Sunday, March 25, 2012

Assignments for Crazy People Part 3



Assignment 173: Pour yourself a bowl of salty pretzel Chex Mix cereal, complete with milk. If you like that one, try the same thing with a can of crushed Pringles.

Assignment 174: Type up an entire novel with the keyboard upside down so that you end up with three hundred pages of pure gibberish. Here is a sentence to get you started: "om s hplrin yhjr htpimf yjrtr ;obrf s honnoy."

Assignment 175: Get Robert Englund to re-enact all the Freddy movies without the makeup, without the claw, and dressed in a two piece suit. Bonus if you tell him not to cuss. "Take it to prime time, Beth!"

Assignment 176: Travel to London and ask the actor playing Doctor Who about Prescription Plavix. Ask the Doctor if Plavix is right for you.

Assignment 177: Go surfing or snowboarding on an ironing board. Not with an ironing board, but on it, so it's more painful.

Assignment 178: Train your body to wet the bed at night. Bonus if you do it at a friend's house.

Assignment 179: Keep a scrapbook of painful, depressing memories.

Assignment 180: Take photographs of family members crying and put them in an album.


Assignment 181: Don't save petty things like wedding photographs, your child's drawings, love letters, or anything trivial like that. Only save up cute advertisements you find in magazines and in the paper. You know, the stuff you never want to part with.

Assignment 182: Create a talk show for men where everyone talks while standing behind urinals for the entire duration of the program.

Assignment 183: It's never too early to try out a catheter.

Assignment 184: Put on a Darth Vader mask and dance on Alec Guinness' grave, yelling, "I beat you! I beat you! Hoo yeah! Who's more powerful now!"

Assignment 185: Get into a big argument with the president's wife on national TV.

Assignment 186: After the customer verifies all their account details, tell them you're the wrong company.

Assignment 187: Pretend to be a ninja in an Amish town.

Assignment 188: Chop down your neighbor's evergreen while dressed as a leprechaun. If someone yells at you, mesmerize them with a sprightly leprechaun jig.

Assignment 189: Walk out of the bathroom with chocolate smeared all over your face and lick your fingers a lot.

Assignment 190: Try to hold up a bookshelf with tax brackets.

Assignment 191: Produce the video game: Rainbow Bright: Black Ops

Assignment 192: Attempt to sell Girl Scout cookies or other items to customers on the phone when it's not what your company sells.
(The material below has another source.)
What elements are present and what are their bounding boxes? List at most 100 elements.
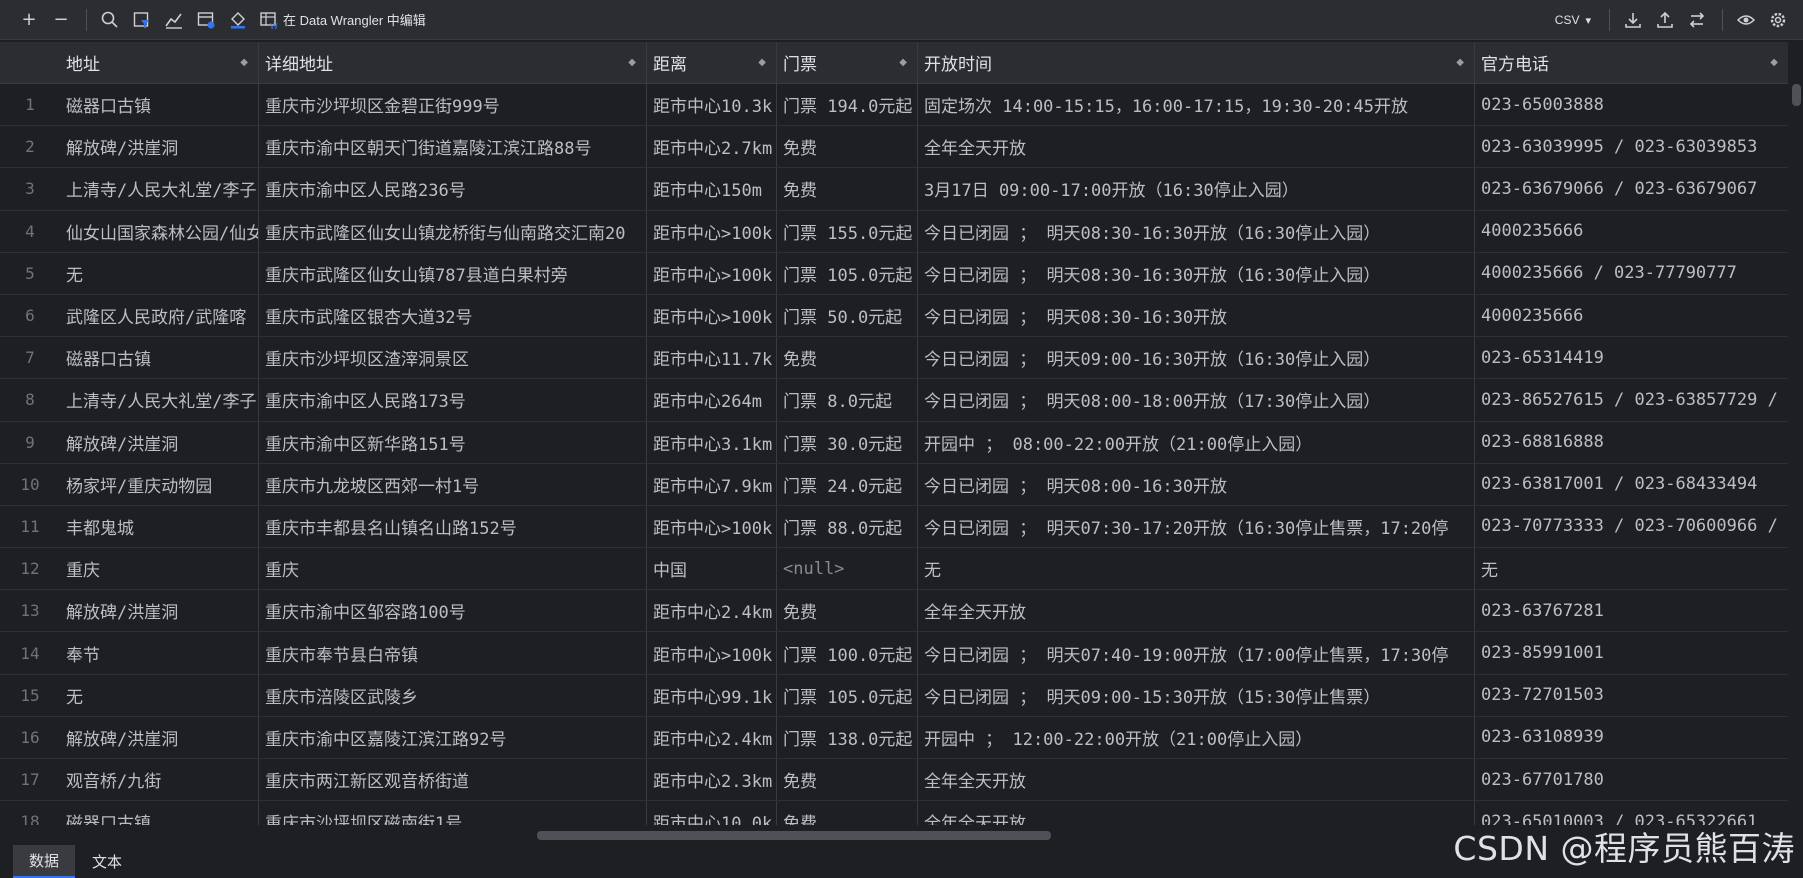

Assignment 193: Start up a financial institution and print customer account numbers, credit card numbers, social security numbers and other personal information on every single piece of paper you send them, including advertisements.

Assignment 194: Grab a random panhandler off the street and make them your drinking buddy.

Assignment 195: Dress up like a robot and stand on a corner begging for money with a professionally printed sign. Bonus if you beg for batteries for your "dependent units" and your sign has flashing lights.

Assignment 196: Create a financial institution that reports "bad debt" on people's credit after they've been past due for two days or less...or because you feel like it.

Assignment 197: Drive down to a credit card customer's house to get a payment from them.

Assignment 198: Open a restaurant featuring Twinkie weiner dogs, Corn Pops and Pixie Stick sandwiches and other similar items.

Assignment 199: High five people while driving around in a crappy car.

Assignment 200: Go to a Planned Parenthood in a brown suit with a dolly full of empty cardboard boxes. Tell the secretary they're boxes of placentas or fetuses and ask for them to sign. Bonus points if you fill the boxes with bibles or anti-abortion literature.

Assignment 201: Tell customers scary things about fraud, like you're going to do it. When the customer verifies their security details, tell them "Aha! I got you now!" And then threaten to commit fraud on their account.

Assignment 202: Call a credit card company and give them no information but a number that's too short and has incorrect digits. Be elaborate in your description of the imaginary account, demanding answers to account questions.

Assignment 203: Answer calls at the office with "My mucus is thick!"

Assignment 204: Randomly flip people off for no reason.

Assignment 205: Tell a customer on the phone that you weren't listening to them. When they ask for a supervisor, hang up, or cold transfer them to Pizza Hut.